The statement then comments on the concept of disability. When Congress established the Supplemental Security Income program in the Social Security Amendments of 1972, it adopted the same definition established for the Disability Insurance program. An applicant will be found to be disabled if he or she is “unable to engage in any substantial gainful activity by reason of any medically determinable physical or mental impairment which can be expected to result in death or which has lasted or can be expected to last for a continuous period of not less than 12 months.” Medical and rehabilitative advances have made it harder to draw a clear line between those who can and cannot work. We have also become much more of a service economy. This makes measuring the degree to which medical impairments limit an individual’s ability to engage in employment much more difficult.

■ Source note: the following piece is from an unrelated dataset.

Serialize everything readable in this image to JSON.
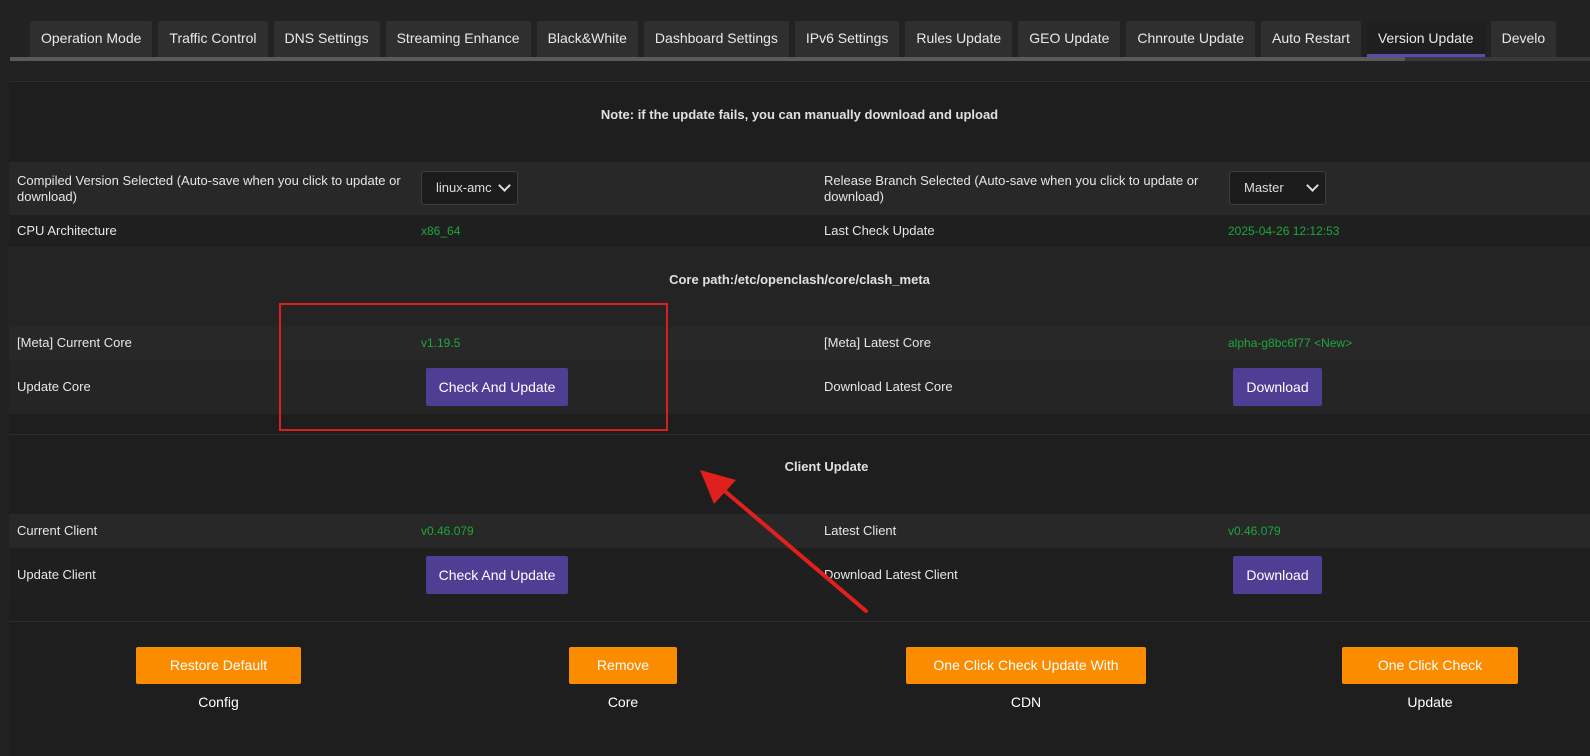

The Statement is included in SSA’s 2004 Annual Report on the SSI Program. The Personal Responsibility and Work Opportunity Act of 1996 gives Board members the opportunity, individually or jointly, to include their views on SSI in SSA’s annual report to the President and Congress on the Supplemental Security Income (SSI) program. The Board or one of its members has submitted a statement every year since 1998, except for 2024 due to the lack of a quorum.